# tell me somethin fellas....



## lukeD (May 12, 2012)

what is the proper spaceing between the impeller and liner?
i was thinkin that it was 1/8" but i wasnt sure
i took my shoe off today after our trip up from Ononadoga ramp and the water is pretty skinny in some places and i did hot a few times bent the grates in the shoe pretty good so i took the shoe off and cleaned it up and straightend the grates out as much as i could and when i put it back together i put one shim on the top of the impeller and the rest on the bottom and it has probably 1'16-1/8" from impeller to the liner...does this sound about right?
had me my wife and 2 kids today and the boat ran ok but could only turn about 4300 with it but it ran much better after having it timed and the carbs fixed from flooding 
still wish it had a little more umph but it will work.


----------



## Sawdust Farmer (May 12, 2012)

https://www.outboardjets.com/faqs.php#6

6. What is the clearance between impeller and liner?
The clearance is approximately 1/32 of an inch (.032). There is some off center between impeller and liner due to manufacturing tolerances so check at the closest point. Less than 1/32 of an inch is ok if the impeller does not rub. More clearance than 1/32 of an inch will drop pressure and performance.


----------



## bulldog (May 12, 2012)

Sawdust Farmer said:


> https://www.outboardjets.com/faqs.php#6
> 
> 6. What is the clearance between impeller and liner?
> The clearance is approximately 1/32 of an inch (.032). There is some off center between impeller and liner due to manufacturing tolerances so check at the closest point. Less than 1/32 of an inch is ok if the impeller does not rub. More clearance than 1/32 of an inch will drop pressure and performance.



+1


----------



## lukeD (May 13, 2012)

ok thanks fellas jsut read quite a bit of that
i dont know a lot about the jets yet and am still learning them.
if the gap is bigger what will the motor do?


----------



## Sawdust Farmer (May 13, 2012)

lukeD said:


> ok thanks fellas jsut read quite a bit of that
> i dont know a lot about the jets yet and am still learning them.
> if the gap is bigger what will the motor do?

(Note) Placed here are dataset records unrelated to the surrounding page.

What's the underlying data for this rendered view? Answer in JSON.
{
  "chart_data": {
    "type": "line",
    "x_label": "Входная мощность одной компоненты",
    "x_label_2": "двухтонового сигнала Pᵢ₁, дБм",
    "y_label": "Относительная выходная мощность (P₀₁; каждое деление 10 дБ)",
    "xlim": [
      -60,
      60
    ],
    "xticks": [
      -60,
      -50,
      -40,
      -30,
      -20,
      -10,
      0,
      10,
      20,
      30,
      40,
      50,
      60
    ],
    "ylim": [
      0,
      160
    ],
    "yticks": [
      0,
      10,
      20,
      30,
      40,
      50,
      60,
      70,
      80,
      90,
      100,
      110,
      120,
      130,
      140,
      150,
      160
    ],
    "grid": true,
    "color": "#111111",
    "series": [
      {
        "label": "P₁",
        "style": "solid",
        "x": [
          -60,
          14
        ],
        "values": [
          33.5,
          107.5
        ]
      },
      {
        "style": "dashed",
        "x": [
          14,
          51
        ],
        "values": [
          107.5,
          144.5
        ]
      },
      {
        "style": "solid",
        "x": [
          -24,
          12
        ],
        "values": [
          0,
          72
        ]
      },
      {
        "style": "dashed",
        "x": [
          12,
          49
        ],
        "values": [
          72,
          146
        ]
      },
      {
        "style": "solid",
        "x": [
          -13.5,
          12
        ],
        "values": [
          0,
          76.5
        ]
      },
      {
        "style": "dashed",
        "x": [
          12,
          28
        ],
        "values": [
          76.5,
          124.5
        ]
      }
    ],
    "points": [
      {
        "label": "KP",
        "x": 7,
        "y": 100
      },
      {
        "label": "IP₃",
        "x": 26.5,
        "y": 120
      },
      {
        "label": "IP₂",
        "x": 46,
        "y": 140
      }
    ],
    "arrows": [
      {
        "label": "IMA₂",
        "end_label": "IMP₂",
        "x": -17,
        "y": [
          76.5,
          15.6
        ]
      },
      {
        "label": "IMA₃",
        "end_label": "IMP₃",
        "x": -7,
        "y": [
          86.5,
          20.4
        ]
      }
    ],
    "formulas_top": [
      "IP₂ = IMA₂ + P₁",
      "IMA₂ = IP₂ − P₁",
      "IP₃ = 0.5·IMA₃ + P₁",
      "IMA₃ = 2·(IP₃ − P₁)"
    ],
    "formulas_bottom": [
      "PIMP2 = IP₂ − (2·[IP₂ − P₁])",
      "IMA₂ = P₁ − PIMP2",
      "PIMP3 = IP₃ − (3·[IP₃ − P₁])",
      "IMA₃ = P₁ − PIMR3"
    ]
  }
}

Performance will decrease. I would expect your RPMs to be higher, but yours are low!


----------



## lukeD (May 13, 2012)

im kinda thinkin they are low also..not sure though with carrying that many people...boat is still new to me so im not sure.
im gonna try and take it out again sometime and see what it does with less people and if im still not getting any RPM ill probably end up taking it to a diffrent tech and see what they can figure out. kind of irritating really. i love the boat but i just want the thing to run right and i dont know much about them and know nothin about doing major work on them


----------



## susqyg3 (May 13, 2012)

The thing with jets, since you dont have a prop sticking in the water, is the the rpms will be consistent regardless of your load.. the pump still sucks the same amount of water up in regardless of speed.. That's why you can get high rpms right away on a hole shot


----------



## lukeD (May 13, 2012)

so the RPMs will stay the same no matter the load?
jsut sounds odd to me but im also comming from big proped boats 
when i picked the boat up the tech said he got the motor running to 4800 RPMs but the best i saw yesterday was about 4400 or so and that was full throttle. im gonna try it out again sometime this week after work with just myself and see what it does.
ill probably have to live with it for a while since i dont have the extra cash right now to take it somewhere else and i think im about done messin around with Eberlin boats to get it fixed


----------



## Lil' Blue Rude (May 14, 2012)

The previous owner might have put a larger impeller in it. You can gain a few rpms by triming the motor out put it should probably be turning in the mid to low 5000 at least. Lugging a motor below the recomeneded rpm can kill them.


----------



## lukeD (May 14, 2012)

how can i tell if its a larger Impeller?
i talked to a few people dealer/tech wise and they all said the same thing that the RPMs are low. im gonna try and take it out this week after work with just me in the boat and see what it does.
if its still not getting what i think it should ill take it up to Trout and Sons and let Chris and Jeff look at it and see what they think the deal is. i talked to Chris today and he said it was low as well. so hopfully i can get something figured out with it.


----------



## Lil' Blue Rude (May 14, 2012)

Normally the size of the impeller is stamped on the end where the impeller nut seats. As trouts they'll probably have some to compare just to make sure.


----------



## susqyg3 (May 15, 2012)

Yup.. The way the motor sucks water up, that impeller will spin the same rpm regardless of load.. The jet creates a certain amount of thrust, and that's what moves you, since the impeller has no binding action in the water that creates thrust itself


----------